Page:Revue des Deux Mondes - 1919 - tome 49.djvu/19

Le texte de cette page a été corrigé et est conforme au fac-similé.

— Et ses fils ?

— C’est le cadet qui l’a fait apporter ici. L’ainé est ingénieur en Russie. Il est arrivé cette nuit, juste à temps pour conduire le deuil. Il est en haut, dans la chambre.

J’avais eu scrupule de demander Blaise, que je devinais accablé de chagrin. Il me répugnait de parler du mort avec Amédée, après sa lettre de quémandeur. Je m’étais dit que je les verrais tous deux derrière le cercueil de leur père. Ils se tenaient, en effet, debout l’un à côté de l’autre, le lendemain, au premier rang de l’assistance réunie, pour rendre les derniers devoirs à M. Jules Marnat, dans la petite chapelle des Frères de Saint-Jean de Dieu, encore trop grande, vu le nombre des personnes venues là : quelques collègues de l’universitaire, quelques dames, amies sans doute de Mme Marnat, et trois anciens élèves de la pension, en me comptant. Grâce aux confidences de l’un d’eux, resté en rapport avec Amédée, je pus recueillir quelques détails plus précis sur la tragédie latente de la famille Marnat. Il me parlait à mi-voix, tandis que nous suivions à pied le corbillard, la messe finie, par le boulevard des Invalides d’abord, puis l’avenue du Maine. Le brouillard d’automne, jaunâtre et dense, me rappelait l’apparition par des matins glacés, sous les arbres de notre cour, du laborieux donneur de leçons qui reposait maintenant, pour toujours, entre ces planches recouvertes de drap noir.

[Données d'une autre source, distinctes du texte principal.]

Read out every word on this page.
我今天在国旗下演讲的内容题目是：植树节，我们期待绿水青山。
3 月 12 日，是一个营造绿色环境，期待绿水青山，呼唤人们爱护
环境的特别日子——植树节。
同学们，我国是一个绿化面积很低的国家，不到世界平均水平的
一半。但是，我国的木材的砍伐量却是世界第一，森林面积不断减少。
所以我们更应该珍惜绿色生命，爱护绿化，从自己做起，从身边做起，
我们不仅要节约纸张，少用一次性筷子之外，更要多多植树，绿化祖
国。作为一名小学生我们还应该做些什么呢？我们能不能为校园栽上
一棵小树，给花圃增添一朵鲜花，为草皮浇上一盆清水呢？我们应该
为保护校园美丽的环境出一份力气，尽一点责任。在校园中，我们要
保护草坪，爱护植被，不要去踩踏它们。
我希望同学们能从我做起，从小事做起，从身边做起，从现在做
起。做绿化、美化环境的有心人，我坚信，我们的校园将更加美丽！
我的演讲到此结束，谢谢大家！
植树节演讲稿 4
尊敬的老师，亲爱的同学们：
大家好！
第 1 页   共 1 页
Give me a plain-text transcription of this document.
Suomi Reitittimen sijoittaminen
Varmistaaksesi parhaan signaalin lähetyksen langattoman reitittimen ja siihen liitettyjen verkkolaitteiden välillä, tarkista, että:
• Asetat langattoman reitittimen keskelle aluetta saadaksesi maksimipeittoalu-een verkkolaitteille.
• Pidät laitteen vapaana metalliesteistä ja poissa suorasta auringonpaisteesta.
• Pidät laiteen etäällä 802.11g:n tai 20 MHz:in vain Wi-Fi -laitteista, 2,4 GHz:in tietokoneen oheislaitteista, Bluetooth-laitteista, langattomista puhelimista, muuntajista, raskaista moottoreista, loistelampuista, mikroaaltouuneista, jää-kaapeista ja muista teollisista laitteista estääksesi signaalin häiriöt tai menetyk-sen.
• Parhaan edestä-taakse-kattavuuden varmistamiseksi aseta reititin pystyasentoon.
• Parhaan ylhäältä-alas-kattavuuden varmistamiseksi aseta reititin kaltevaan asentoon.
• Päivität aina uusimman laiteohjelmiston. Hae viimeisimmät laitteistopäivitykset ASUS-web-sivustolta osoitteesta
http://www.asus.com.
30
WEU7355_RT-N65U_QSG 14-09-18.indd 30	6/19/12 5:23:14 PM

— Oui. Le portier de l’hôpital t’a dit vrai. C’est la mort de Mme Marnat qui l’a tué. Le peuple n’a pas si tort dans ses expressions : se faire du mauvais sang, de la bile. Et la pauvre femme elle-même, elle s’est rongée de chagrin à cause des bêtises d’Amédée ! Elle les a prises au tragique... C’est entendu. Il s’est amusé et ça lui a coûté un peu cher. Mais comme je disais à la mère : « Il faut bien que jeunesse se passe. Il est si intelligent, et c’est un si bon garçon. Il se reprendra. Il paiera ses dettes. — Vous me faites du bien, » me répondait-elle, et puis, une fois seule, elle retombait dans son angoisse, à cause de Blaise qui, lui, ne veut plus connaître son frère. Tu as remarqué ? Ils ne se sont pas parlé à la chapelle. Ils ne se parlent pas maintenant. Tu verras. Ils se quitteront sans se dire un mot... Quel type impossible d’ailleurs que ce Blaise ! Tu sais comment il est devenu manchot ?... Mais oui, insista-t-il, sur mon geste d’étonnement. Il est manchot. Regarde.